Au musée, face à une toile exécutée par un maître, personne ne pense : "Moi, à la place du Tintoret, j'aurais plutôt procédé de telle manière." On contemple, on prend acte. À supposer que l'on ait été un jour ce fameux Tintoret, on ne se juge pas, on admet, je me reconnais à ce coup de pinceau". On ne se pose pas la question de savoir si cela relevait du bien ou du mal et jamais on n'est effleuré par l'idée qu'on aurait pu procéder autrement.

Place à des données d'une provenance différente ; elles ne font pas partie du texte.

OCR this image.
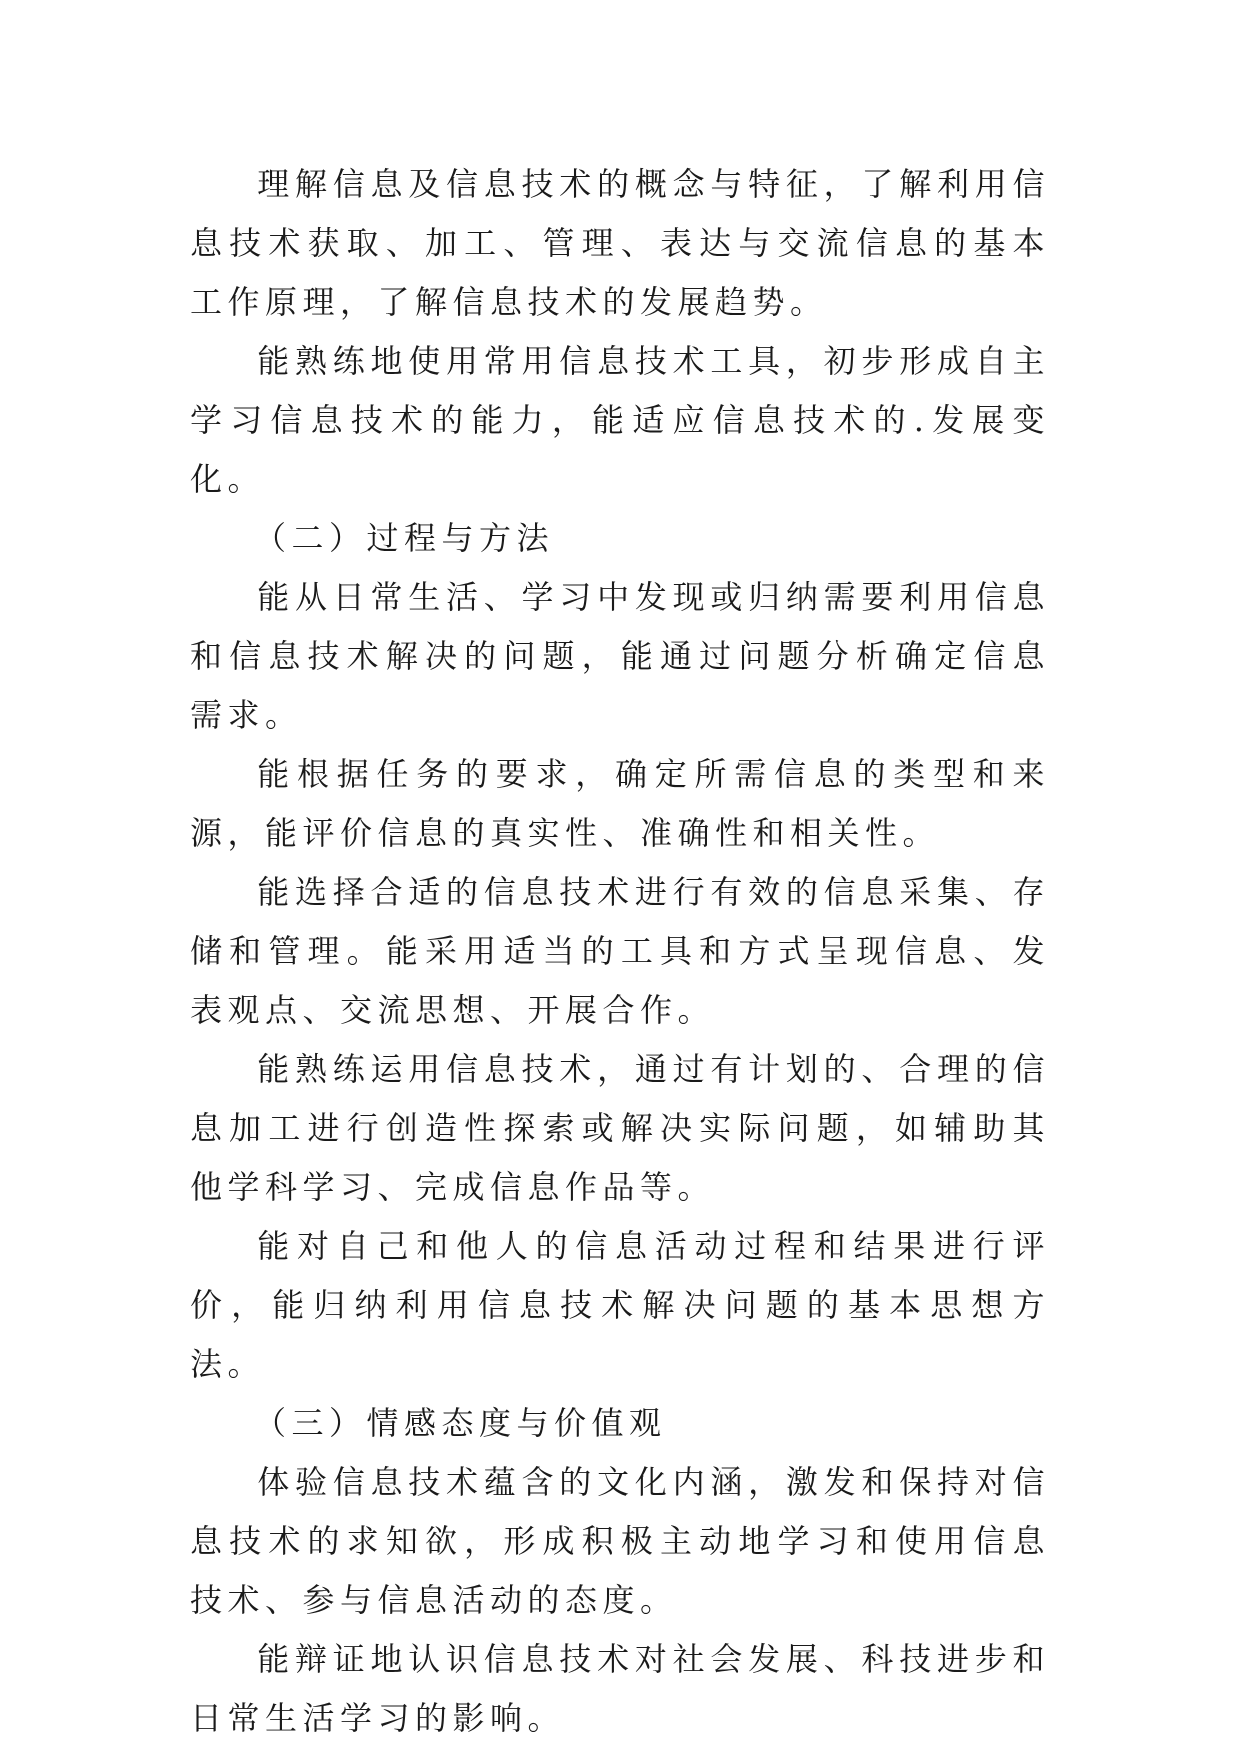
理解信息及信息技术的概念与特征，了解利用信息技术获取、加工、管理、表达与交流信息的基本工作原理，了解信息技术的发展趋势。

能熟练地使用常用信息技术工具，初步形成自主学习信息技术的能力，能适应信息技术的.发展变化。

（二）过程与方法

能从日常生活、学习中发现或归纳需要利用信息和信息技术解决的问题，能通过问题分析确定信息需求。

能根据任务的要求，确定所需信息的类型和来源，能评价信息的真实性、准确性和相关性。

能选择合适的信息技术进行有效的信息采集、存储和管理。能采用适当的工具和方式呈现信息、发表观点、交流思想、开展合作。

能熟练运用信息技术，通过有计划的、合理的信息加工进行创造性探索或解决实际问题，如辅助其他学科学习、完成信息作品等。

能对自己和他人的信息活动过程和结果进行评价，能归纳利用信息技术解决问题的基本思想方法。

（三）情感态度与价值观

体验信息技术蕴含的文化内涵，激发和保持对信息技术的求知欲，形成积极主动地学习和使用信息技术、参与信息活动的态度。

能辩证地认识信息技术对社会发展、科技进步和日常生活学习的影响。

La série : la dernière vague m'a plue, elle est fantastique, de science fiction ? symbolique, écologique  plutôt, comme un peu notre vie d'aujourd'hui, une menace légère devient plus forte. On n'y connait rien mais on suppute théorise ; donc nous sommes prêts à détruire plutôt qu'essayer de comprendre. Les personnages dont les enfants sont jeunes beaux mais pas seulement et avant tout crédibles, toutes les histoires individuelles sont ramassées sur des drames, car si on réfléchit un peu aucune vie est exempte de douleurs, à priori, insurmontables si l'on n'en fait pas, après, quelque chose à redire, écrire, chanter, dessiner ou passer...  en spectacle, une sorte de conte, d'histoire avec des leçons à tirer pour les plus jeunes, des évangiles même quelquefois.

samedi 9 janvier 2016

Une soirée qui repousse la nuit, l'état de malade, et raccroche à la Vraie vie d'individu/cinéma : elle s'en va/ Le Cercle et ce soir ou jamais débat sur la déchéance de nationalité

Excellente soirée Tv : elle s'en va, le cercle  sur Canal + puis sur service public "ce soir ou jamais" quand on tousse en quintes le seul moyen c'est de se caler dans un film puis de s'allonger peu à peu dans des débats audibles et intelligents. Et après j'ai dormi comme une  marmotte sur mon canapé jusqu'à 11h ce matin j'ai retrouvé une vie comme à l'hôtel chez moi, à ce propos il y a une scène excellente du petit garçon du film d'Emmanuelle Bercot qui arrive à l'hôtel avec Catherine Deneuve... C'est pour cela que je me suis laissée rêver pour enfin dormir après une semaine exactement d'insomnies  Pascal vers 2 h a  quitté le séjour, pour rejoindre la chambre. Une semaine que j'y allais avec lui et qu'ensuite... je m'installais dans le séjour, lasse de tousser et de le réveiller ensuite.... Eh oui j'adore ça malade ou pas, repousser la nuit dans notre fauteuil devant de la bonne  télévision. Depuis l'âge de mes 9-10 ans, c'était ça le moyen pour se sentir réunis au banal quotidien en famille. Et la voix de Bowie, black star, extraits entendus à France-Inter. Voilà ! relevée je vais vous écrire un peu moins pour la Vraie vie.